Edward Stanford Award for Outstanding Contribution to Travel Writing
We were delighted to award Michael Palin with the Edward Stanford Award for Outstanding Contribution to Travel Writing 2016. This award recognises the great contribution Michael has given to the travel writing genre over many years.
It all started nearly 30 years ago when the actor, writer and, most famously, Python, embarked on his first adventure. Around the World in 80 Days, inspired by Jules Verne’s classic novel, saw him recreate Phileas Fogg’s legendary journey, circumnavigating the globe without the use of aircraft, but accompanied by a BBC television crew. The documentary was acclaimed and Palin’s book a bestseller. He had been transformed from, in his own words, a very silly person to a very silly explorer.
What followed were more journeys across the globe, beautifully captured on film, recreated in pictures and retold in the written word. He has written a further seven bestselling books to accompany the travel series, Pole to Pole, Full Circle, Hemingway Adventure, Sahara, Himalaya, New Europe and Brazil.
Born in Sheffield in 1942, Palin went on to attend Oxford University and started penning comedy material and plays. But 1969 was the turning point, for more than one reason. It was the year he joined up with Graham Chapman, John Cleese, Terry Gilliam, Eric Idle and Terry Jones for the first series of Monty Python’s Flying Circus, broadcast on BBC Television. But, perhaps, more importantly, it was the year he started keeping a diary.
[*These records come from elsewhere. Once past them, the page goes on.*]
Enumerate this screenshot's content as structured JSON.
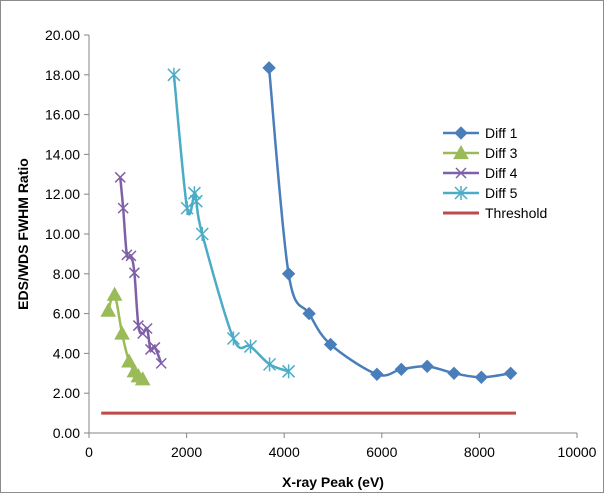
{
  "chart_data": {
    "type": "line",
    "xlabel": "X-ray Peak (eV)",
    "ylabel": "EDS/WDS FWHM Ratio",
    "xlim": [
      0,
      10000
    ],
    "ylim": [
      0,
      20
    ],
    "x_ticks": [
      "0",
      "2000",
      "4000",
      "6000",
      "8000",
      "10000"
    ],
    "y_ticks": [
      "0.00",
      "2.00",
      "4.00",
      "6.00",
      "8.00",
      "10.00",
      "12.00",
      "14.00",
      "16.00",
      "18.00",
      "20.00"
    ],
    "grid": false,
    "legend": "right",
    "series": [
      {
        "name": "Diff 1",
        "color": "#4a7ebb",
        "marker": "diamond",
        "points": [
          [
            3690,
            18.35
          ],
          [
            4090,
            8.0
          ],
          [
            4510,
            6.0
          ],
          [
            4950,
            4.45
          ],
          [
            5900,
            2.95
          ],
          [
            6400,
            3.2
          ],
          [
            6930,
            3.35
          ],
          [
            7480,
            3.0
          ],
          [
            8040,
            2.8
          ],
          [
            8640,
            3.0
          ]
        ]
      },
      {
        "name": "Diff 3",
        "color": "#9bbb59",
        "marker": "triangle",
        "points": [
          [
            395,
            6.15
          ],
          [
            525,
            6.95
          ],
          [
            677,
            5.0
          ],
          [
            820,
            3.6
          ],
          [
            930,
            3.1
          ],
          [
            1012,
            2.85
          ],
          [
            1100,
            2.7
          ]
        ]
      },
      {
        "name": "Diff 4",
        "color": "#7f60a8",
        "marker": "x",
        "points": [
          [
            640,
            12.85
          ],
          [
            700,
            11.3
          ],
          [
            776,
            8.95
          ],
          [
            860,
            8.9
          ],
          [
            930,
            8.05
          ],
          [
            1012,
            5.4
          ],
          [
            1100,
            5.0
          ],
          [
            1190,
            5.25
          ],
          [
            1260,
            4.2
          ],
          [
            1350,
            4.3
          ],
          [
            1480,
            3.5
          ]
        ]
      },
      {
        "name": "Diff 5",
        "color": "#4bacc6",
        "marker": "asterisk",
        "points": [
          [
            1740,
            18.0
          ],
          [
            2010,
            11.3
          ],
          [
            2160,
            12.05
          ],
          [
            2200,
            11.65
          ],
          [
            2320,
            10.0
          ],
          [
            2960,
            4.75
          ],
          [
            3310,
            4.35
          ],
          [
            3700,
            3.45
          ],
          [
            4090,
            3.1
          ]
        ]
      },
      {
        "name": "Threshold",
        "color": "#be4b48",
        "marker": "none",
        "points": [
          [
            250,
            1.0
          ],
          [
            8750,
            1.0
          ]
        ]
      }
    ]
  }
}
It stood him in perfect stead for travel writing. When journeying across the world he always used longhand to jot the day’s events in his notebook. Looking back brought the experiences back to life, with grains of desert sand stuck between the pages and the smear of a crushed insect still visible. His ability to bring those sights, scents, sounds and encounters to life for readers will surely earn him a place among the pantheon of travel writing greats.